Si l’on se fie à ce graphique, on constate que la marque Volkswagen a subi une baisse considérable de son chiffre d’affaires entre 2015 et 2016, or les nombreuses marques commercialisées par Volkswagen Group, telles que Audi, Porsche, Skoda et Seat ont subi une augmentation de leur volume de ventes. On peut alors supposer, de manière hypothétique, que la confusion entre Volkswagen Group et la marque Volkswagen avantage Audi, Seat et Skoda. Certes, le groupe a affirmé que  les nombreux types de véhicules qu’il commercialise ont aussi fraudé, mais ces annonces ont été beaucoup moins médiatisées. De plus lorsqu’elle l’étaient, c’était sous le nom du Groupe Volkswagen.

 

Un engagement  dans le domaine électrique

 

http://news.autoplus.fr/Volkswagen/I.D/Volkswagen-I.D-Concept-Voiture-electrique-Detroit-2017-1511722.html

 

Alors que Volkswagen tente de se relever de sa chute de septembre 2015, ses dirigeants ont trouvé un moyen de surmonter l’obstacle du Dieselgate. Voici la Volkswagen I.D., présentée au salon de l’automobile de Paris (2016).
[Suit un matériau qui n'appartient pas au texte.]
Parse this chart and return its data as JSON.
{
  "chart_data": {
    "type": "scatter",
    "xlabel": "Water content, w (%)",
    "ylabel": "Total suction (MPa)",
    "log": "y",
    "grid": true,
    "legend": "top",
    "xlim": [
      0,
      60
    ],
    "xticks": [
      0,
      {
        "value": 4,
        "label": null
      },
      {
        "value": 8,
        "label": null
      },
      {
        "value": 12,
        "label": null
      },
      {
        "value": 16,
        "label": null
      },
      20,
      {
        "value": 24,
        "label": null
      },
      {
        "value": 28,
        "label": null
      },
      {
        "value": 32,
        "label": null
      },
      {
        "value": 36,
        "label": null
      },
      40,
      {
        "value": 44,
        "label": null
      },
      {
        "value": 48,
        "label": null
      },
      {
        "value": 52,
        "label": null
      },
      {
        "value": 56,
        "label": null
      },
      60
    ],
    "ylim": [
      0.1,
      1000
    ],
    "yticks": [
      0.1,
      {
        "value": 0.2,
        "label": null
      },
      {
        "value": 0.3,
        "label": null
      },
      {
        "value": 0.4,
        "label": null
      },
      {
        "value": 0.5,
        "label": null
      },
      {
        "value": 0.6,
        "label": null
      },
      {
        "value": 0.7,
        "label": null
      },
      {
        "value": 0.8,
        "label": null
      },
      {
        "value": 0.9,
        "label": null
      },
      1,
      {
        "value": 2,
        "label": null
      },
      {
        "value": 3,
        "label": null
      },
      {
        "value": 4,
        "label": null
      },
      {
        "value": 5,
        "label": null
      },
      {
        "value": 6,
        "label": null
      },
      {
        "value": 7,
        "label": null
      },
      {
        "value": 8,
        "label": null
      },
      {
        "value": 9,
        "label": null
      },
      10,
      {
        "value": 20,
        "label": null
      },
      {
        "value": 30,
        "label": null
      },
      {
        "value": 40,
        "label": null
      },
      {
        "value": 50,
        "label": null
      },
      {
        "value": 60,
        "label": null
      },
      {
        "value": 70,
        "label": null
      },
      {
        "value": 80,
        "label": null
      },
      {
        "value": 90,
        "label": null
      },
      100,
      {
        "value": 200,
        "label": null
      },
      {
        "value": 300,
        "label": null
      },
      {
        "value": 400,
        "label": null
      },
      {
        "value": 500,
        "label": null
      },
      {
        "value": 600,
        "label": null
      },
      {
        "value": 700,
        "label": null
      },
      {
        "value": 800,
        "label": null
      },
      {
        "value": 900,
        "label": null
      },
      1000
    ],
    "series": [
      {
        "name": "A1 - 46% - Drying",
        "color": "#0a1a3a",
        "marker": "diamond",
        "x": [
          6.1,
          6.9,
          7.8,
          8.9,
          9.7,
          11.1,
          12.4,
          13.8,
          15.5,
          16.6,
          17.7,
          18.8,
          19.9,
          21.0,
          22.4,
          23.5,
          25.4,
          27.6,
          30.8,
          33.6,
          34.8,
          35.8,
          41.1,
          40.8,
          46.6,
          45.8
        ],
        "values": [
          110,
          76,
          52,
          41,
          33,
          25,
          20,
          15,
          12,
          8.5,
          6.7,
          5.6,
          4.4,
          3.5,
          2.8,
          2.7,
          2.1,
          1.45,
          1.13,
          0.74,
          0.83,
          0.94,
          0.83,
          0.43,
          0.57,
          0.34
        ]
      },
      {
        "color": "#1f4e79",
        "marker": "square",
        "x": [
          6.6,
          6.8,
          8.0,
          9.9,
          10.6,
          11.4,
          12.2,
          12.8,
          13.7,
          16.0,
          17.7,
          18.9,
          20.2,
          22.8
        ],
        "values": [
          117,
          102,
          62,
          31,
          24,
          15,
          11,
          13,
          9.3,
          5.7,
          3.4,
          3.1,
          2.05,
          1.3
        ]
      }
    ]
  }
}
Dotée d’une autonomie de 600 km elle ne dégage aucunes particules. Selon  Matthias Müller, la voiture électrique serait l’avenir. Il souligne que le groupe va développer plus de 30 véhicules électriques, en espérant en vendre plus de 1 million par année d’ici 2025. C’est ainsi que Volkswagen continuera son expansion tout en jettant le “Dieselgate” aux oubliettes. Voici, le virage stratégique que le groupe entreprend de prendre à l’électrique et qui s’avérera sinueux face à ses concurrents qui ont tous bien saisi les nouveaux enjeux du moteur électrique.